Ed Evans, the chief executive of Oklahoma City-based Stelera Wireless, said Tuesday he is purchasing the course from retired furniture store operator Don Mathis and hopes to close on the sale within the next month.
“There are very few opportunities in this world to be a part of something like this that has such a lot of history and is such a part of Oklahoma golf,” Evans said in a telephone interview.
Located in the north Oklahoma City suburb of Edmond, Oak Tree most recently hosted the 2006 Senior PGA Championship. It also hosted the 1984 U.S. Amateur.
Evans, who is an Oak Tree member, said he thinks Tulsa’s Southern Hills — which hosted last year’s PGA Championship — has surpassed Oak Tree in recent years as Oklahoma’s most respected golf course but he’d like to put the Edmond course back on top.
He said he will contact architect Pete Dye, who designed the course, to see if he would be interested in updating it.
“We’ve got a great golf course today, but I’d certainly like to make it one of the premier courses in the country,” said Evans, who is also a member at Florida’s Isleworth club that is Tiger Woods’ home base.
Mathis, who has owned the club since December 1994, said after his retirement he knew eventually he would need to find someone else to operate it. Evans was the right fit at the right time.
“I didn’t have the club for sale. Some people approached me and I thought it was right for the club,” Mathis said. “It’s always been a special place for me.”
Evans said he will consult Oak Tree’s members to determine their vision for the course and whether they’d be willing to give up their course for a few weeks on an annual basis for a PGA Tour event.
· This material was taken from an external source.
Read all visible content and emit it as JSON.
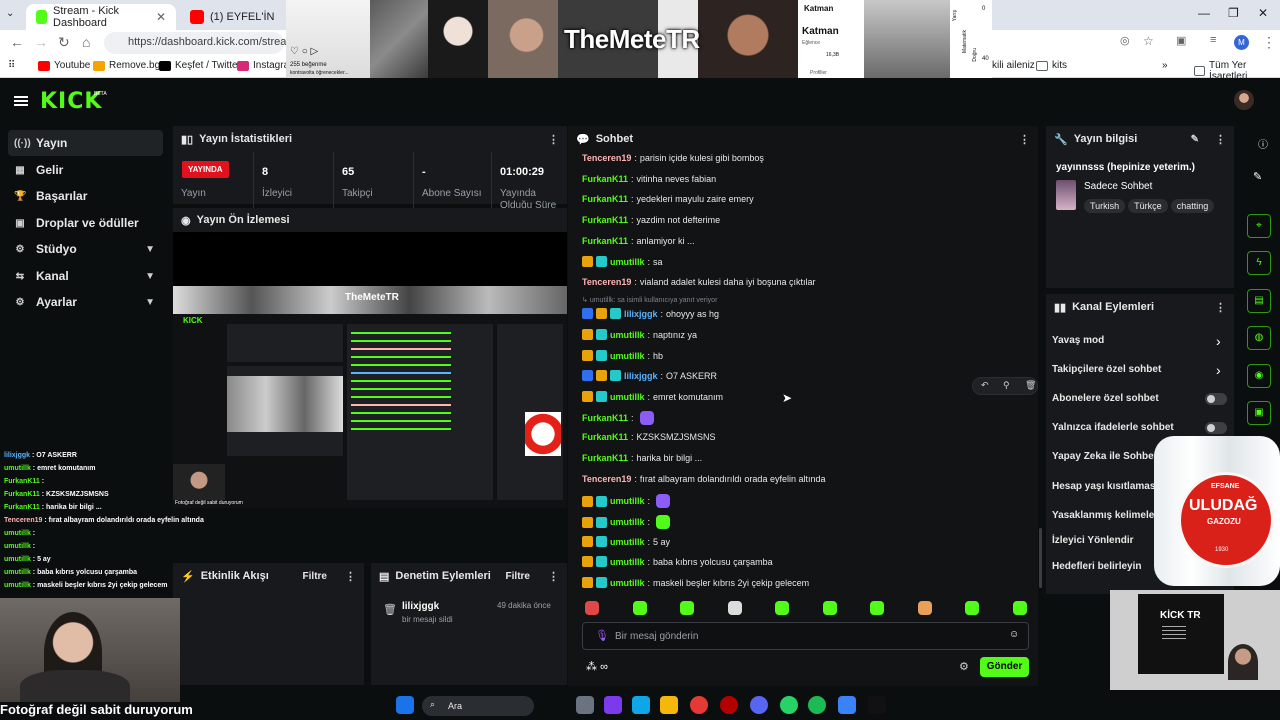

He has already consulted with PGA pros Scott Verplank and Bob Tway, who are members at Oak Tree, and spoken with PGA and U.S. Golf Association officials.
Evans said he would consider pursuing both a major and a regular tour stop.
“I think you can start talking about both at the end of the day,” Evans said.
Evans believes the Oklahoma City area has shown it will support golf events. In addition to the majors at Oak Tree, Oklahoma City’s Quail Creek Golf and Country Club has hosted PGA and senior tour events and Gaillardia Country Club hosted the Senior Tour Championship earlier this decade.
The primary hurdle would be finding a major corporate sponsor for the event. In recent years, several PGA events in other cities have struggled to maintain their sponsors.
“We seem to be in a window right now where there could be an opportunity to grab a regular event,” Evans said.
Evans said improvements at Oak Tree could begin as soon as this fall, after the golf season begins to slow down, but he has no timeframe for securing an event at the course.
“I think there’s a lot of homework that has to be done between now and then,” Evans said.
This is the latest in a series of forays into the sports world for Evans.
He was previously part of a group that tried to purchase the Washington Nationals and he was initially part of Clay Bennett’s group that purchased the Seattle SuperSonics before deciding to pull out.
“I think there’s a couple of motivating factors,” Evans said. “One is certainly being a sports junkie ... and the other is the chance to bring something back to Oklahoma.”